Among teaching hospitals, "Brigham was probably the first to make a commitment to managed care," Blaszyk said. In 1986, Harvard Community Health Plan closed its 90-bed hospital and contracted instead with Brigham.
Over the years, Brigham and Harvard Community developed a working relationship that instilled an internal discipline among Brigham physicians while distributing the clinical benefits of Brigham's academic and research activities to medical professionals in both organizations, Otten said.
Otten became CEO in July 1994 after joining Brigham in August 1993 as executive vice president and chief operating officer.
Harvard Community merged with Pilgrim Health Care two years ago to form Harvard Pilgrim Health Care. Patients from that managed-care organization account for 25% of Brigham admissions.
The Brigham and Harvard staffs both participated in the care improvement teams, developing a body of clinical knowledge combined with computer analysis to improve management of disease by reducing unproductive variations in care, Otten said. That resulted in a more standardized approach while still allowing clinicians to learn from their efforts, he said.
Instrumental in that approach was a team-building initiative between nurses and physicians led by Brigham's chief medical officer, George Thibault, M.D., and Mary Fay, vice president of nursing.
The process also drove down expenses and bolstered the bottom line, said Joseph Trainor, vice president for finance.
According to the HCIA/Mercer analysis, Brigham's cash-flow margin in 1995 was 16.5%, better than the 14% benchmark for major teaching hospitals and comfortably higher than the 10.5% for all hospitals in that category.
Cash-flow margin is a measure of overall hospital profitability, expressed as a percentage (See explanation of measures on p. 54).
A focus on business efficiency has reduced the hospital's accounts receivable average to 52 days, compared with the national average of 61.4, according to Zimmerman & Associates, a Hales Corners, Wis., consulting firm.
That effort involved nothing fancy, just "basic blocking and tackling" in the business department, Trainor said. But the result freed up cash for fund balances and helped produce compound growth in equity averaging 25% a year for each of the past three years-more than double the growth of major teaching hospitals as a group.
As a result, "Brigham is very well positioned to weather any storms in reimbursement and other market events," Trainor said.

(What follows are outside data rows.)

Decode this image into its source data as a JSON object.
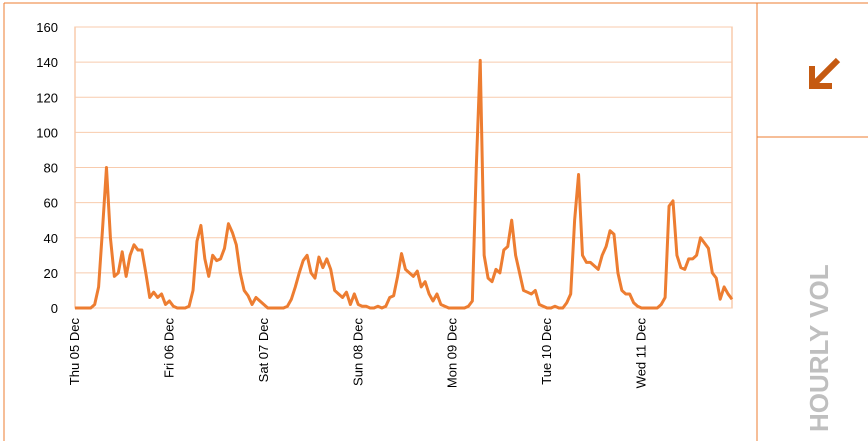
{
  "chart_data": {
    "type": "line",
    "categories": [
      "Thu 05 Dec",
      null,
      null,
      null,
      null,
      null,
      null,
      null,
      null,
      null,
      null,
      null,
      null,
      null,
      null,
      null,
      null,
      null,
      null,
      null,
      null,
      null,
      null,
      null,
      "Fri 06 Dec",
      null,
      null,
      null,
      null,
      null,
      null,
      null,
      null,
      null,
      null,
      null,
      null,
      null,
      null,
      null,
      null,
      null,
      null,
      null,
      null,
      null,
      null,
      null,
      "Sat 07 Dec",
      null,
      null,
      null,
      null,
      null,
      null,
      null,
      null,
      null,
      null,
      null,
      null,
      null,
      null,
      null,
      null,
      null,
      null,
      null,
      null,
      null,
      null,
      null,
      "Sun 08 Dec",
      null,
      null,
      null,
      null,
      null,
      null,
      null,
      null,
      null,
      null,
      null,
      null,
      null,
      null,
      null,
      null,
      null,
      null,
      null,
      null,
      null,
      null,
      null,
      "Mon 09 Dec",
      null,
      null,
      null,
      null,
      null,
      null,
      null,
      null,
      null,
      null,
      null,
      null,
      null,
      null,
      null,
      null,
      null,
      null,
      null,
      null,
      null,
      null,
      null,
      "Tue 10 Dec",
      null,
      null,
      null,
      null,
      null,
      null,
      null,
      null,
      null,
      null,
      null,
      null,
      null,
      null,
      null,
      null,
      null,
      null,
      null,
      null,
      null,
      null,
      null,
      "Wed 11 Dec",
      null,
      null,
      null,
      null,
      null,
      null,
      null,
      null,
      null,
      null,
      null,
      null,
      null,
      null,
      null,
      null,
      null,
      null,
      null,
      null,
      null,
      null,
      null
    ],
    "series": [
      {
        "color": "#ed7d31",
        "values": [
          0,
          0,
          0,
          0,
          0,
          2,
          12,
          45,
          80,
          40,
          18,
          20,
          32,
          18,
          30,
          36,
          33,
          33,
          20,
          6,
          9,
          6,
          8,
          2,
          4,
          1,
          0,
          0,
          0,
          1,
          10,
          38,
          47,
          28,
          18,
          30,
          27,
          28,
          34,
          48,
          43,
          36,
          20,
          10,
          7,
          2,
          6,
          4,
          2,
          0,
          0,
          0,
          0,
          0,
          1,
          5,
          12,
          20,
          27,
          30,
          20,
          17,
          29,
          23,
          28,
          22,
          10,
          8,
          6,
          9,
          2,
          8,
          2,
          1,
          1,
          0,
          0,
          1,
          0,
          1,
          6,
          7,
          18,
          31,
          22,
          20,
          18,
          21,
          12,
          15,
          8,
          4,
          8,
          2,
          1,
          0,
          0,
          0,
          0,
          0,
          1,
          4,
          80,
          141,
          30,
          17,
          15,
          22,
          20,
          33,
          35,
          50,
          30,
          20,
          10,
          9,
          8,
          10,
          2,
          1,
          0,
          0,
          1,
          0,
          0,
          3,
          8,
          50,
          76,
          30,
          26,
          26,
          24,
          22,
          30,
          35,
          44,
          42,
          20,
          10,
          8,
          8,
          3,
          1,
          0,
          0,
          0,
          0,
          0,
          2,
          6,
          58,
          61,
          30,
          23,
          22,
          28,
          28,
          30,
          40,
          37,
          34,
          20,
          17,
          5,
          12,
          8,
          5
        ]
      }
    ],
    "ylim": [
      0,
      160
    ],
    "yticks": [
      0,
      20,
      40,
      60,
      80,
      100,
      120,
      140,
      160
    ],
    "grid": true
  },
  "panel": {
    "label": "HOURLY VOL"
  }
}
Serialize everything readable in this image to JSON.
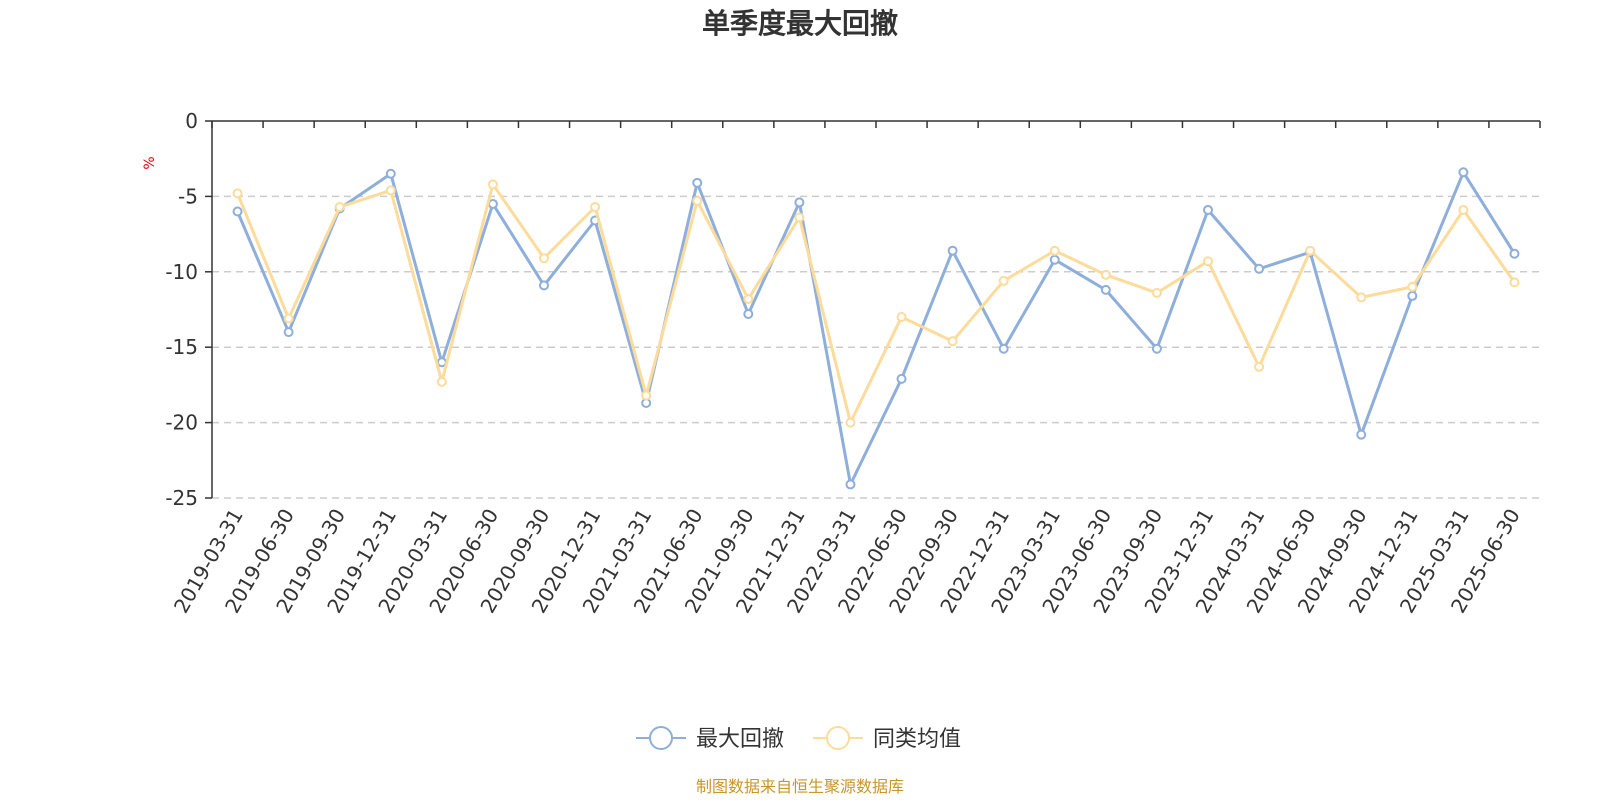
{
  "chart_data": {
    "type": "line",
    "title": "单季度最大回撤",
    "ylabel": "%",
    "ylim": [
      -25,
      0
    ],
    "yticks": [
      0,
      -5,
      -10,
      -15,
      -20,
      -25
    ],
    "grid": true,
    "legend_position": "bottom",
    "categories": [
      "2019-03-31",
      "2019-06-30",
      "2019-09-30",
      "2019-12-31",
      "2020-03-31",
      "2020-06-30",
      "2020-09-30",
      "2020-12-31",
      "2021-03-31",
      "2021-06-30",
      "2021-09-30",
      "2021-12-31",
      "2022-03-31",
      "2022-06-30",
      "2022-09-30",
      "2022-12-31",
      "2023-03-31",
      "2023-06-30",
      "2023-09-30",
      "2023-12-31",
      "2024-03-31",
      "2024-06-30",
      "2024-09-30",
      "2024-12-31",
      "2025-03-31",
      "2025-06-30"
    ],
    "series": [
      {
        "name": "最大回撤",
        "color": "#8eaedb",
        "values": [
          -6.0,
          -14.0,
          -5.8,
          -3.5,
          -16.0,
          -5.5,
          -10.9,
          -6.6,
          -18.7,
          -4.1,
          -12.8,
          -5.4,
          -24.1,
          -17.1,
          -8.6,
          -15.1,
          -9.2,
          -11.2,
          -15.1,
          -5.9,
          -9.8,
          -8.7,
          -20.8,
          -11.6,
          -3.4,
          -8.8
        ]
      },
      {
        "name": "同类均值",
        "color": "#fcdb9b",
        "values": [
          -4.8,
          -13.1,
          -5.7,
          -4.6,
          -17.3,
          -4.2,
          -9.1,
          -5.7,
          -18.2,
          -5.3,
          -11.8,
          -6.4,
          -20.0,
          -13.0,
          -14.6,
          -10.6,
          -8.6,
          -10.2,
          -11.4,
          -9.3,
          -16.3,
          -8.6,
          -11.7,
          -11.0,
          -5.9,
          -10.7
        ]
      }
    ]
  },
  "footer": {
    "source": "制图数据来自恒生聚源数据库"
  }
}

That's important for an operation in which more than 80% of total patient revenues depend on a negotiated price up front, including Medicare flat rates and fee schedules, Trainor said.

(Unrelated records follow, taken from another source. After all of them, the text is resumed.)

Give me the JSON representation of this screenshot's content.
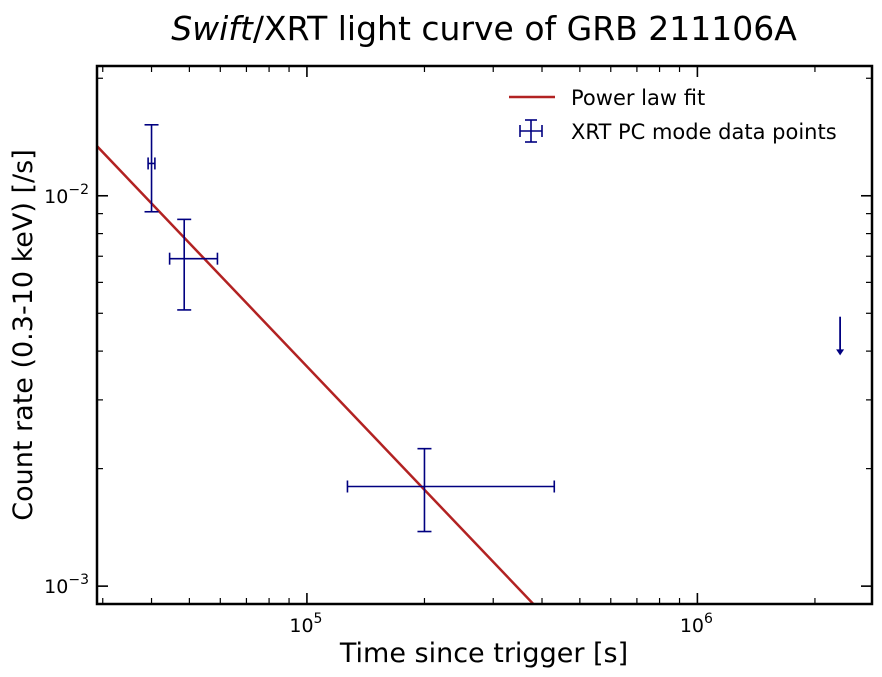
{
  "chart_data": {
    "type": "scatter",
    "title_italic": "Swift",
    "title_rest": "/XRT light curve of GRB 211106A",
    "xlabel": "Time since trigger [s]",
    "ylabel": "Count rate (0.3-10 keV) [/s]",
    "xscale": "log",
    "yscale": "log",
    "xlim": [
      29000,
      2800000
    ],
    "ylim": [
      0.0009,
      0.0215
    ],
    "x_ticks": [
      {
        "value": 100000,
        "base": "10",
        "exp": "5"
      },
      {
        "value": 1000000,
        "base": "10",
        "exp": "6"
      }
    ],
    "y_ticks": [
      {
        "value": 0.001,
        "base": "10",
        "exp": "−3"
      },
      {
        "value": 0.01,
        "base": "10",
        "exp": "−2"
      }
    ],
    "series": [
      {
        "name": "XRT PC mode data points",
        "color": "#000080",
        "points": [
          {
            "x": 40000,
            "y": 0.0121,
            "x_lo": 39200,
            "x_hi": 40800,
            "y_lo": 0.0091,
            "y_hi": 0.0152
          },
          {
            "x": 48500,
            "y": 0.0069,
            "x_lo": 44500,
            "x_hi": 59000,
            "y_lo": 0.0051,
            "y_hi": 0.0087
          },
          {
            "x": 200000,
            "y": 0.0018,
            "x_lo": 127000,
            "x_hi": 430000,
            "y_lo": 0.00138,
            "y_hi": 0.00225
          }
        ],
        "upper_limits": [
          {
            "x": 2320000,
            "y": 0.0049,
            "y_arrow_to": 0.0039
          }
        ]
      },
      {
        "name": "Power law fit",
        "color": "#b22222",
        "type": "line",
        "x": [
          29000,
          380000
        ],
        "y": [
          0.0134,
          0.0009
        ]
      }
    ],
    "legend_placement": "top-right",
    "grid": false
  }
}
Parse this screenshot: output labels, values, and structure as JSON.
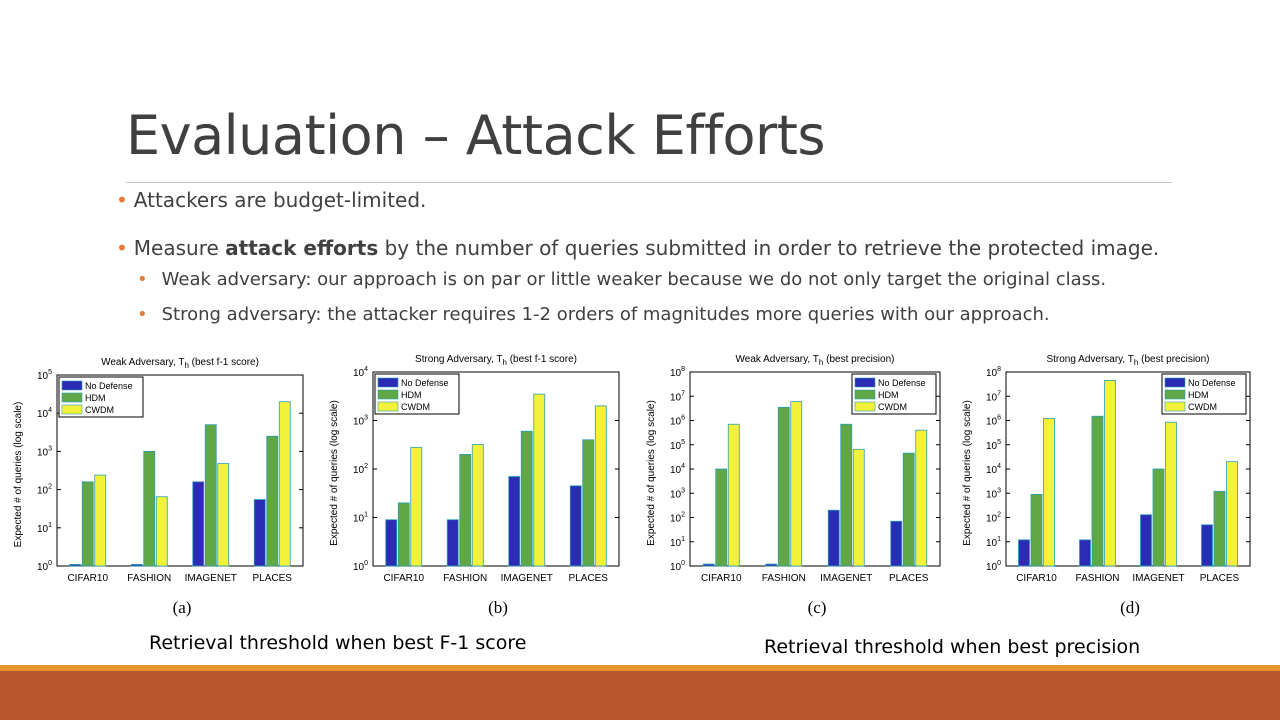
{
  "slide": {
    "title": "Evaluation – Attack Efforts",
    "bullets": [
      {
        "text": "Attackers are budget-limited."
      },
      {
        "pre": "Measure ",
        "bold": "attack efforts",
        "post": " by the number of queries submitted in order to retrieve the protected image."
      },
      {
        "text": "Weak adversary: our approach is on par or little weaker because we do not only target the original class."
      },
      {
        "text": "Strong adversary: the attacker requires 1-2 orders of magnitudes more queries with our approach."
      }
    ],
    "caption_left": "Retrieval threshold when best F-1 score",
    "caption_right": "Retrieval threshold when best precision"
  },
  "colors": {
    "accent": "#e07b39",
    "footer": "#b7562b",
    "footer_thin": "#e8952c",
    "series": [
      "#2b2bb5",
      "#5fa845",
      "#f2f23a"
    ]
  },
  "chart_data": [
    {
      "type": "bar",
      "title": "Weak Adversary, T",
      "title_sub": "h",
      "title_suffix": "(best f-1 score)",
      "ylabel": "Expected # of queries (log scale)",
      "yscale": "log",
      "ylim_exp": [
        0,
        5
      ],
      "categories": [
        "CIFAR10",
        "FASHION",
        "IMAGENET",
        "PLACES"
      ],
      "series": [
        {
          "name": "No Defense",
          "values": [
            1.1,
            1.1,
            160,
            55
          ]
        },
        {
          "name": "HDM",
          "values": [
            160,
            1000,
            5000,
            2500
          ]
        },
        {
          "name": "CWDM",
          "values": [
            240,
            65,
            480,
            20000
          ]
        }
      ],
      "legend": "top-left",
      "label": "(a)"
    },
    {
      "type": "bar",
      "title": "Strong Adversary, T",
      "title_sub": "h",
      "title_suffix": "(best f-1 score)",
      "ylabel": "Expected # of queries (log scale)",
      "yscale": "log",
      "ylim_exp": [
        0,
        4
      ],
      "categories": [
        "CIFAR10",
        "FASHION",
        "IMAGENET",
        "PLACES"
      ],
      "series": [
        {
          "name": "No Defense",
          "values": [
            9,
            9,
            70,
            45
          ]
        },
        {
          "name": "HDM",
          "values": [
            20,
            200,
            600,
            400
          ]
        },
        {
          "name": "CWDM",
          "values": [
            280,
            320,
            3500,
            2000
          ]
        }
      ],
      "legend": "top-left",
      "label": "(b)"
    },
    {
      "type": "bar",
      "title": "Weak Adversary, T",
      "title_sub": "h",
      "title_suffix": "(best precision)",
      "ylabel": "Expected # of queries (log scale)",
      "yscale": "log",
      "ylim_exp": [
        0,
        8
      ],
      "categories": [
        "CIFAR10",
        "FASHION",
        "IMAGENET",
        "PLACES"
      ],
      "series": [
        {
          "name": "No Defense",
          "values": [
            1.2,
            1.2,
            200,
            70
          ]
        },
        {
          "name": "HDM",
          "values": [
            10000,
            3500000,
            700000,
            45000
          ]
        },
        {
          "name": "CWDM",
          "values": [
            700000,
            6000000,
            65000,
            400000
          ]
        }
      ],
      "legend": "top-right",
      "label": "(c)"
    },
    {
      "type": "bar",
      "title": "Strong Adversary, T",
      "title_sub": "h",
      "title_suffix": "(best precision)",
      "ylabel": "Expected # of queries (log scale)",
      "yscale": "log",
      "ylim_exp": [
        0,
        8
      ],
      "categories": [
        "CIFAR10",
        "FASHION",
        "IMAGENET",
        "PLACES"
      ],
      "series": [
        {
          "name": "No Defense",
          "values": [
            12,
            12,
            130,
            50
          ]
        },
        {
          "name": "HDM",
          "values": [
            900,
            1500000,
            10000,
            1200
          ]
        },
        {
          "name": "CWDM",
          "values": [
            1200000,
            45000000,
            850000,
            20000
          ]
        }
      ],
      "legend": "top-right",
      "label": "(d)"
    }
  ]
}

But Otten emphasized that the hospital has never backed away from its commitment to research and teaching. In fact, research continues to help power both the clinical improvement and financial stability of Brigham, he said.
Managers have institutionalized a process of "transferring some of the things we're learning about healthcare . . . into running a good hospital," Otten said.
Research also is good to Brigham's bottom line, attracting $140 million in direct and indirect grant revenues, two-thirds of that from the National Institutes of Health. The hospital remains the single largest beneficiary of NIH funds, Trainor said.
Overall, research accounted for 21% of Brigham's fiscal 1996 operating budget of $670 million, he said.
Meanwhile, Brigham continues to maintain a 17% share of the obstetrics market in Massachusetts, holding steady at an annual 8,500 deliveries despite a declining birth rate.
And although the hospital complex is central to Brigham's tertiary care and research, ambulatory visits are growing at a rate of 5% a year, Trainor said.
The alignment of academic, research and clinical pursuits "makes us stronger in the marketplace because we're able to attract the best and brightest in medicine," he said.